Maka dari itu iman bagaimanapun selalu ada dalam semua agama, tak terkecuali agama Buddha.

Dalam memahami sutta pun demikian. Umat Buddha semuanya pada mengimani Sutta sebagai sabda Sang Buddha. Siapa yang tahu kalau itu benar2 sabda asli. Kaga ada yang tahu, semuanya iman. Bahkan Kalama Sutta juga ikut2an diimani sebagai sabda Sang Buddha, padahal suruh buktiin bener2 aja kita tidak bisa.

Maka dari itu tentu kaum Mahayanis yang mengimani sutra tersebut sebagai sabda Sang Buddha dan Sang Buddha tak mungkin berbohong.

_/\_
The Siddha Wanderer
Sang Buddha tidak mungkin bohong, tapi penulis sutta bisa saja bohong, yang ingin di tanyakan bisakah ada data yang valid dari mahayanis bahwa sutra itu benar2 dapat dipercaya? bukan produk china yang mungkin saja bercampur dengan ajaran lain (mungkin Ajaran kr****n) ?
Janganlah memperhatikan kesalahan dan hal-hal yang telah atau belum dikerjakan oleh diri sendiri. Tetapi, perhatikanlah apa yang telah dikerjakan dan apa yang belum dikerjakan oleh orang lain =))

GandalfTheElder

Di Tripitaka Mahayana [Taisho] sendiri ada bagian dimana terkumpul sutra2 yang diragukan kevalidannya, dan Sutra Upaya Kausalya tidak termasuk di dalamnya.

Penulis bohong pun siapa yang tahu? Apakah ada bukti kalau penulis Sutra A beneran yang lain boongan?

Tidak ada yang tahu. Maka dari itu sutra2 yang diragukan juga tetap dimasukkan ke dalam Tripitaka Mahayana.... karena.. siapa yang tahu?? Hanya sja diberi bagian tersendiri.

Namun dengan penelitian yang semakin maju, maka akan diketahui pula gaya bahasa sutra sehingga sutra2 tertentu memiliki kecenderungan untuk dianggap bukan Sutra asli. Dan ini acuan yang kita pegang sekarang.

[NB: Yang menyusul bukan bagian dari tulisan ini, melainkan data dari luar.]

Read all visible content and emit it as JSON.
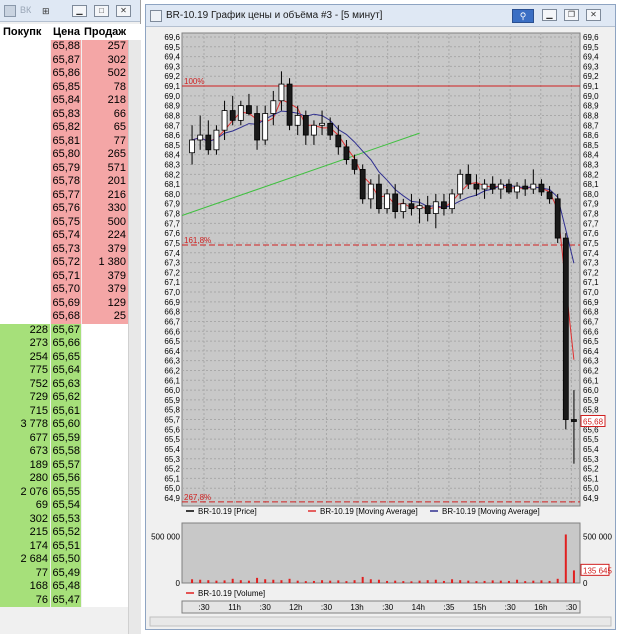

Namun sampai saat ini Upayakausalya Sutra yang merupakan bagian dari Maharatnakuta Sutra tidaklah diragukan keotentikannya.

_/\_
The Siddha Wanderer
Theravada is my root. This is the body of my practice.... It [Tibetan Buddhism]has given me my Compassion practice. Vajrayana is my thunder, my power. This is the heart of my practice..True wisdom is simple and full of lightness and humor. Zen is my no-self (??). This is the soul of my practice.

candle

Quote from: naviscope on 07 June 2009, 06:13:45 PM
^
^
:hammer:

bila ada yang menampar pipi kirimu
berikan lah pipi kananmu untuk ditampol lg.... ;D

maaf, saya ikut nimbrung ya
sebagai seorang buddhist saya ga mau "bila ada yang menampar pipi kirimu berikan lah pipi kananmu untuk ditampol lagi"  
eitssssss tunggu dulu, salah apa saya mau ditampol lagi, tanya dulu kejelasannya salah apa
ditampol itu sakit lho

hendrako

#119
Bagaimana posisi Rahula di dalam pandangan Mahayana?
Apabila pangeran Sidharta tidak melakukan hubungan fisik, berarti Rahula dikandung tanpa proses pembuahan juga?